10/05/2009 Costume e società

La medicina ufficiale a favore dell’attività motoria

Ormai è un fiume  in piena il flusso di informazioni a favore della pratica dell’attività motoria come prevenzione. Domenica 10 maggio il Corriere Salute ha dedicato l’ennesima pagina sull’opportunità di fare attività fisica per prevenire e curare le malattie occidentali.
Il pezzo a cura di Mabel Bocchi ha approfondito i temi cardiologici con Bruno Carù, cardiologo sportivo di fama mondiale: attività fisica misurata in dosi e frequenze, intensità basse e commisurate al livello di compromissione.
Il professor Carù sottolinea l’importanza della frequenza degli “allenamenti”: potremmo dire sul tempo motorio. Il tempo da dedicare all’attività motoria deve essere distribuito su più giorni della settimana e deve essere di almeno mezzora a volta. L’evidenza di un’azione terapeutica nei confronti dell’ipertensione arteriosa è stata documentata in decine di studi internazionali e anche nei trapiantati di cuore ci si avvale dell’attività nel recupero post intervento. Talvolta sono indicati anche i pesi, sì i tanto bistrattati pesi.
L’articolo ci ha fatto molto piacere non solo perché Carù è stato il professore di cardiologia dello Sport durante gli anni della mia specializzazione in Medicina dello Sport e di cui ho avuto l’onore di essere alunno, ma anche perché il contenuto dell’articolo conferma le linee guida di cui da anni siamo promotori nel mondo del fitness.

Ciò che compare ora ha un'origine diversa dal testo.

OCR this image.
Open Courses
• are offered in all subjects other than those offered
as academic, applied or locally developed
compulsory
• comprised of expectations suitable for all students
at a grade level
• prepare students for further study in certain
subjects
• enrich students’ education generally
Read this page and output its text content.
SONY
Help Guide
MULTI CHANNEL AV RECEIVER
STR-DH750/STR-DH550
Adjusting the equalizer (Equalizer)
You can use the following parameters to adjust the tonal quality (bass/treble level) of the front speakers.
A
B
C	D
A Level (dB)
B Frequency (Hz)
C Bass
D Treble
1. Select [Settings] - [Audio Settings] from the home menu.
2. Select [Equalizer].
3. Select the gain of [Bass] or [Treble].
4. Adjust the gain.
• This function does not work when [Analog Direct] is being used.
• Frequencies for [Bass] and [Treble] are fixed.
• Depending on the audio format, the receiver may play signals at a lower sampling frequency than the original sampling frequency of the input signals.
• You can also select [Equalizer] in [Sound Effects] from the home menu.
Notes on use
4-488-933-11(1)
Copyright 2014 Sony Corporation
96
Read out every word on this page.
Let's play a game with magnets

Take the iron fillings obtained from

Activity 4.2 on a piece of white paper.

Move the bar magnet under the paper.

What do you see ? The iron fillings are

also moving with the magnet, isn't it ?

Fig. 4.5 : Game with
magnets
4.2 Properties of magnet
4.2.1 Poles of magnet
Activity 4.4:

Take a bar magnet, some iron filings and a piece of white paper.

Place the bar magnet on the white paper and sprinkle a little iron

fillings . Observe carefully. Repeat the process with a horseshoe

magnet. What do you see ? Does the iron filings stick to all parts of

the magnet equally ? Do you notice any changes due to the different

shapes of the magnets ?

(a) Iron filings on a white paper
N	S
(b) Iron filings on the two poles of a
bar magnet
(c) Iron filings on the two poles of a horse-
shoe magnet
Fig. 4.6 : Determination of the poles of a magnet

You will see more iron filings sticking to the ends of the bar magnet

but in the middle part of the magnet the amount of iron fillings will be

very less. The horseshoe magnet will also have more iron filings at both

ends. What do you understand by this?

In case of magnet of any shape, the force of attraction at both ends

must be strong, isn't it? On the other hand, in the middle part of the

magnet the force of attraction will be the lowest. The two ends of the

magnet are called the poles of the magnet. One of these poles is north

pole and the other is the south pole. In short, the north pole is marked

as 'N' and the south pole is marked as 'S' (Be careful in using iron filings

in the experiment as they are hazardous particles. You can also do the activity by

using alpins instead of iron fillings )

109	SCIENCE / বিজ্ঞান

I mass media e  gli imprenditori del fitness
Il punto è che la stampa generalista da tempo sta promuovendo l’attività motoria come prevenzione sociale e, nonostante il successo anche commerciale di tutte le iniziative promosse nei centri fitness verso questa direzione, sembra proprio che a essere in ritardo siano proprio i centri fitness nel loro insieme. Probabilmente troppo occupati a verificare gli aspetti finanziari, gli imprenditori del settore si sono fermati alla costruzione di un’impresa incentrata più sul noleggio delle macchine che sull’erogazione di servizi differenziati come può essere quello di fitness preventivo, metabolico.
Il mercato della prevenzione è enorme, approvato dall’Organizzazione Mondiale della Sanità, risulta essere a basso costo per la collettività rispetto ai tradizionali costi sanitari e ad alta efficacia dal punto di vista del benessere; nonostante ciò gli imprenditori rischiano di perdere questo treno.
Il Corriere, Repubblica, i periodici  e gli specializzati ormai sembrano gli uffici stampa del fitness preventivo.

Ma …c’è più di un ma….
La stampa non dice di andare in palestra dice di fare attività fisica. E’diverso!
I centri fitness non riescono a presentarsi al pubblico come centri affidabili di avviamento motorio, nonostante i protocolli e le linee guida siano abbastanza semplici.
I titolari rischiano la beffa, milioni di persone si metteranno in movimento andando in bicicletta, correndo sugli argini dei fiumi  o nei parchi senza passare per la palestra.
I giornali aiutano, fanno la loro parte consigliando di fare movimento ma, mentre i centri fitness paradossalmente vorrebbero quei clienti non sanno come servirli.Non sanno il come. Ma il come c’è, esiste e sono i nuovi protocolli e le nuove linee guida del fitness metabolico.
I personal trainer dovrebbero completare la loro formazione  per imparare a trattare al meglio
quelle classi di sedentari, troppo fragili per essere considerati atleti e allenati con i metodi mutuati dalla preparazione atletica. Rimettere in moto i diabetici e  “ciccioni” è un’altra cosa, serve avere nuovi protocolli e un nuovo approccio mentale e relazionale. Ci vuole formazione e cultura perché quello che si rischia è di vedere le palestre vuote, personal disoccupati mentre quindici milioni di metabolici sbuffettando se ne andranno a caracollare al parco, soltanto al parco.

Forse è il caso di darsi una mossa, non vi pare?